We lunched over by the Long Pond, where there were only Mallards and Moorhens. We got our binoculars onto an interesting tree on the far bank, with finely-divided rusty-red foliage, which seemed to be a deciduous conifer. It could only be Larch, a Dawn Redwood or a Swamp Cypress, but we couldn’t get closer to it to investigate further. There was, however, a splendid twiggy Lime at the entrance to the Country Park woodland. Most of the ones we see as street or park trees have their sprouting bases trimmed regularly, but this one has been left to proliferate. Chris F, whom we met as we went around, said it makes a marvellous habitat for invertebrates.
There were lots of Scots Pines in the woods, and many Jackdaws and Wood Pigeons. I have been looking for a Douglas Fir since my trip to Scotland, but still not found one. I know there’s at least one on Merseyside, because I remember Bob the Birdman picking up some of their distinctive cones somewhere and showing them to us, many moons ago. As we circled around back to the Hall we found another of the rusty-red trees by the side of the path that curves off eastward. It was definitely a Swamp Cypress, and is my Tree of the Day.

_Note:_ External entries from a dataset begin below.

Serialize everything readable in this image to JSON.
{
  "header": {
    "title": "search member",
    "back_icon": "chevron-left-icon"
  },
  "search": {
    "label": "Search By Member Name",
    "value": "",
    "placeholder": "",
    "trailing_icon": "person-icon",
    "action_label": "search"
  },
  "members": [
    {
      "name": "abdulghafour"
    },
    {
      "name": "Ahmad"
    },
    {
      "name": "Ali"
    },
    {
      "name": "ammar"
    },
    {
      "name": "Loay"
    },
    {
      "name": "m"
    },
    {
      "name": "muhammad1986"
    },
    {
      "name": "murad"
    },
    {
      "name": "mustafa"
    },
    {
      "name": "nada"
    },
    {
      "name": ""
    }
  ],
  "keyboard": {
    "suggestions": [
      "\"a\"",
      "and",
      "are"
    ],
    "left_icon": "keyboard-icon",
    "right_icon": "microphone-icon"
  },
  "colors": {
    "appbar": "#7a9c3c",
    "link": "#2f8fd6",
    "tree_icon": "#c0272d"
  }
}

In other bird news, last week I heard that there are at least two Ring-necked Parakeets in Crosby. A pair has been seen coming to a garden peanut feeder just east of Hall Road Station, and one was spotted near Heathfield Road, Brighton-le-Sands about a month ago. I will be keeping an eye and ear out in Victoria Park! Also, my garden has been graced by a regularly-visiting male Sparrowhawk in the last few weeks, and on Thursday it sat on the fence to be photographed.
Public transport details: Bus 13 from Queen Square at 10.09 towards Stockbridge Village, alighting West Derby Village 10.30. Returned from West Derby Village on the 13 bus at 1.52, arriving Liverpool 2.15.